La candidate de l'AfD à la chancellerie Alice Weidel est en pleine ascension. Non seulement Elon Musk, l'homme le plus riche du monde, fait de la publicité pour elle, mais les sondages sont également de son côté: selon dawum.de, son AfD a atteint la barre des 20%, tandis que la CDU/CSU, l'union du centre droit, est tombée à 30 points.

Le succès de l'AfD oblige les autres partis à corriger le tir. Ainsi, la CDU/CSU qui, sous l'égide de la chancelière Angela Merkel durant ses 16 ans à la tête du gouvernement, s'était engagée sur la voie du social, adopte aujourd'hui une position plus dure avant les élections du 23 février. Son programme ressemble de plus en plus à celui de l'AfD. Mais dans quelle mesure cette stratégie peut-elle être efficace?
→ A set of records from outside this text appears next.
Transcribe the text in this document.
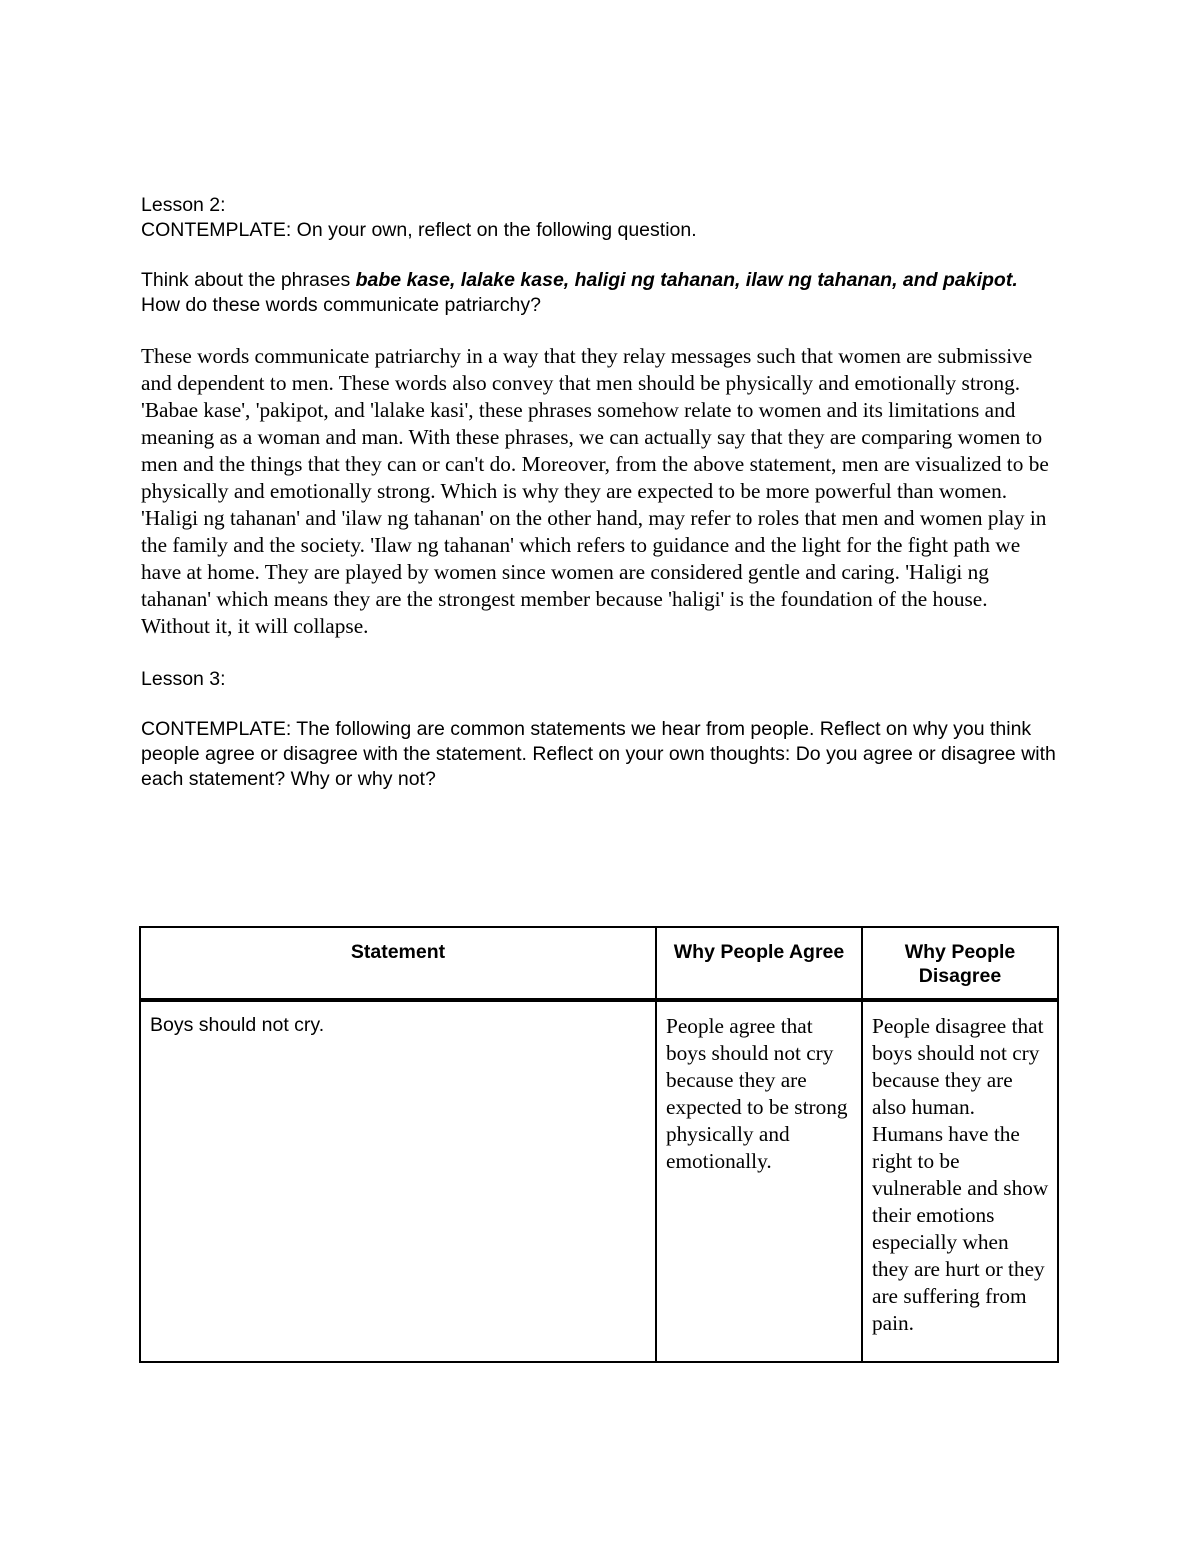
Lesson 2:

CONTEMPLATE: On your own, reflect on the following question.

Think about the phrases babe kase, lalake kase, haligi ng tahanan, ilaw ng tahanan, and pakipot.

How do these words communicate patriarchy?

These words communicate patriarchy in a way that they relay messages such that women are submissive and dependent to men. These words also convey that men should be physically and emotionally strong. 'Babae kase', 'pakipot, and 'lalake kasi', these phrases somehow relate to women and its limitations and meaning as a woman and man. With these phrases, we can actually say that they are comparing women to men and the things that they can or can't do. Moreover, from the above statement, men are visualized to be physically and emotionally strong. Which is why they are expected to be more powerful than women. 'Haligi ng tahanan' and 'ilaw ng tahanan' on the other hand, may refer to roles that men and women play in the family and the society. 'Ilaw ng tahanan' which refers to guidance and the light for the fight path we have at home. They are played by women since women are considered gentle and caring. 'Haligi ng tahanan' which means they are the strongest member because 'haligi' is the foundation of the house. Without it, it will collapse.

Lesson 3:

CONTEMPLATE: The following are common statements we hear from people. Reflect on why you think people agree or disagree with the statement. Reflect on your own thoughts: Do you agree or disagree with each statement? Why or why not?

Statement	Why People Agree	Why People Disagree
Boys should not cry.	People agree that boys should not cry because they are expected to be strong physically and emotionally.	People disagree that boys should not cry because they are also human. Humans have the right to be vulnerable and show their emotions especially when they are hurt or they are suffering from pain.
Le chef actuel de la CDU Friedrich Merz, qui devrait devenir le nouveau chancelier, a choisi des mots radicaux: l'Allemagne a besoin d'un «changement politique fondamental». Il visait ainsi non seulement le précédent gouvernement du chancelier SPD Olaf Scholz, mais aussi la politique de sa collègue de parti, Angela Merkel, qui a été chancelière de 2005 à 2021.

A la dure

Sous l'égide d'Angela Merkel, environ 1,1 million de personnes étaient entrées en Allemagne depuis la crise des réfugiés de 2015. L'Union actuelle veut durcir massivement la politique d'asile menée jusqu'à présent et mettre l'accueil en suspens. 

Alors qu'Angela Merkel misait sur un vaste filet social, la CDU/CSU prévoit désormais de supprimer le revenu de citoyenneté et de distribuer l'aide sociale de manière restrictive sous la devise «encourager et exiger». De même, contrairement à l'ancienne chancelière qui a initié l'abandon de l'énergie nucléaire, la CDU/CSU maintient aujourd'hui l'option des centrales nucléaires afin de garantir une «politique énergétique qui fonctionne».

Enfin, Friedrich Merz ne veut pas seulement lutter contre l'extrémisme de droite, mais aussi explicitement contre l'extrémisme de gauche, et fermer les mosquées dans lesquelles on prêche la haine.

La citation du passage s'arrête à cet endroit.